Late-onset congenital central hypoventilation syndrome and a rare PHOX2B gene mutation.

INTRODUCTION: Congenital central hypoventilation syndrome (CCHS) is a rare lifelong disorder characterized by an abnormal ventilatory response with persistent hypercapnia and hypoxia, which worsen during sleep. About 90 % of CCHS individuals are heterozygous for a mutation in the exon 3 of the PHOX2B gene. With higher awareness and better diagnostic tools, cases are identified in late childhood and adulthood, often with distinct mutations. CLINICAL CASE: The authors present a 4-year-old girl admitted to the intensive care unit at 9, 11 and 13 months suffering from severe hypercapnic respiratory failure during viral respiratory infections. Hypercapnia during sleep improved with wakefulness.

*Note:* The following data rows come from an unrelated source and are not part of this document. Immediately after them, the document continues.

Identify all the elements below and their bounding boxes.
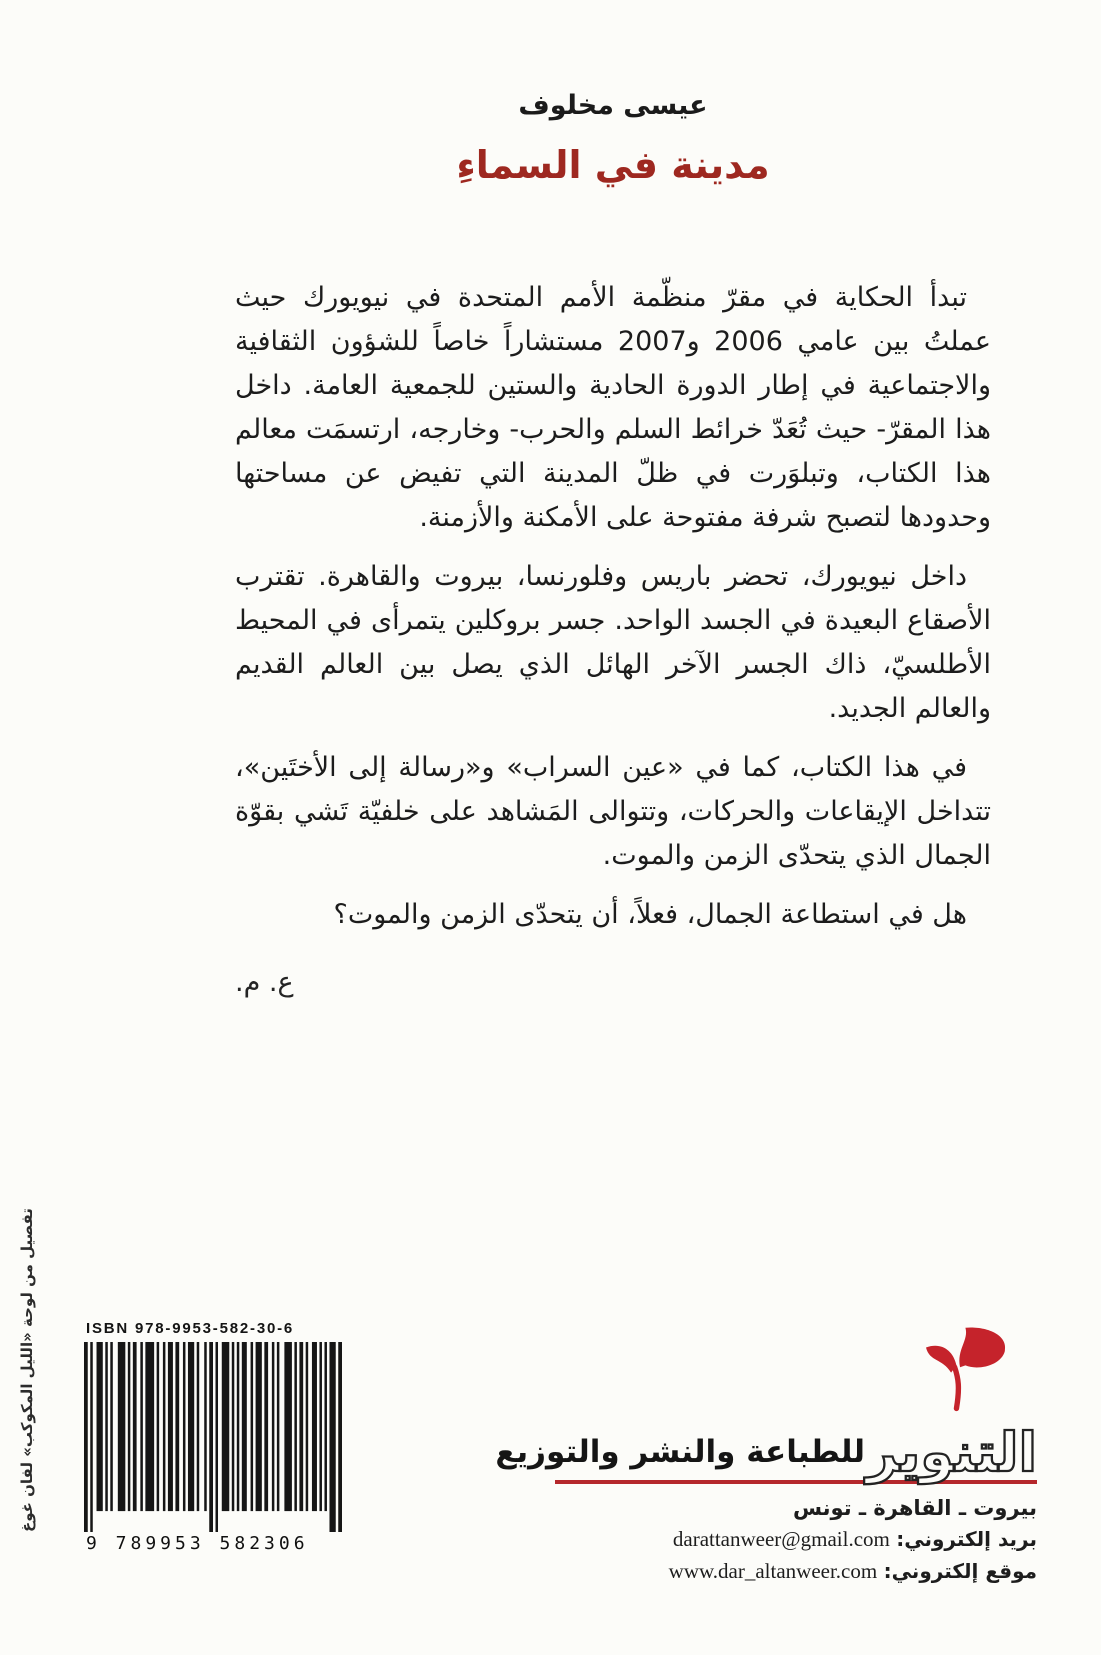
publisher-logo-text: التنوير: [866, 1420, 1037, 1484]
blurb-paragraph-3: في هذا الكتاب، كما في «عين السراب» و«رسالة إلى الأختَين»، تتداخل الإيقاعات والحركات، وتتوالى المَشاهد على خلفيّة تَشي بقوّة الجمال الذي يتحدّى الزمن والموت.: [235, 752, 991, 871]
title-block: [235, 90, 991, 187]
blurb-paragraph-4: هل في استطاعة الجمال، فعلاً، أن يتحدّى الزمن والموت؟: [333, 899, 967, 930]
spine-caption: تفصيل من لوحة «الليل المكوكب» لفان غوغ: [18, 1208, 36, 1532]
blurb-paragraph-2: داخل نيويورك، تحضر باريس وفلورنسا، بيروت والقاهرة. تقترب الأصقاع البعيدة في الجسد الواحد. جسر بروكلين يتمرأى في المحيط الأطلسيّ، ذاك الجسر الآخر الهائل الذي يصل بين العالم القديم والعالم الجديد.: [235, 561, 991, 724]
publisher-cities: بيروت ـ القاهرة ـ تونس: [792, 1496, 1037, 1520]
email-address: darattanweer@gmail.com: [672, 1527, 890, 1551]
barcode-digits: 9 789953 582306: [86, 1533, 309, 1554]
email-label: بريد إلكتروني:: [896, 1527, 1037, 1551]
barcode: [84, 1342, 352, 1532]
isbn-number: ISBN 978-9953-582-30-6: [86, 1320, 295, 1337]
publisher-logo-row: [495, 1328, 1037, 1484]
isbn-block: [84, 1320, 352, 1554]
publisher-block: [495, 1328, 1037, 1584]
publisher-logo: [866, 1328, 1037, 1484]
back-cover-blurb: [235, 276, 991, 1005]
website-address: www.dar_altanweer.com: [668, 1559, 878, 1583]
publisher-tagline: للطباعة والنشر والتوزيع: [495, 1434, 865, 1470]
publisher-website-line: [555, 1559, 1037, 1584]
website-label: موقع إلكتروني:: [883, 1559, 1037, 1583]
publisher-email-line: [555, 1527, 1037, 1552]
book-title: مدينة في السماءِ: [456, 143, 770, 187]
blurb-paragraph-1: تبدأ الحكاية في مقرّ منظّمة الأمم المتحدة في نيويورك حيث عملتُ بين عامي 2006 و2007 مستشاراً خاصاً للشؤون الثقافية والاجتماعية في إطار الدورة الحادية والستين للجمعية العامة. داخل هذا المقرّ- حيث تُعَدّ خرائط السلم والحرب- وخارجه، ارتسمَت معالم هذا الكتاب، وتبلوَرت في ظلّ المدينة التي تفيض عن مساحتها وحدودها لتصبح شرفة مفتوحة على الأمكنة والأزمنة.: [235, 282, 992, 533]
logo-flame-icon: [923, 1326, 1015, 1412]
author-name: عيسى مخلوف: [518, 90, 708, 121]
author-initials: ع. م.: [235, 967, 294, 998]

CCHS was confirmed genetically (heterozygous insertion of an adenine at position 23, leading to a premature stop codon in exon 1 of the PHOX2B gene). The parents' DNA showed no PHOX2B mutations. Hypoventilation was observed by polysomnography, with no autonomic response to declining oxygen or increasing carbon dioxide values. A subsequent sleep study showed less hypoxia and hypercapnia. The patient has been on non-invasive ventilation during sleep, showing good growth and neurocognitive development. DISCUSSION: A greater awareness is required to diagnose late-onset CCHS. A respiratory infection can trigger the disease, with a significant difference in CO2 between sleep and wakefulness as the warning signal. Given the clinical suspicion, a genetic study should be performed. Polysomnography is essential for patient characterization. Follow-up and ventilator support adjustment prevent serious hypoxia and hypercapnia, which impair cardiovascular and neurocognitive functions. This patient's mutation has not been previously described; hence, clinical evolution cannot be predicted.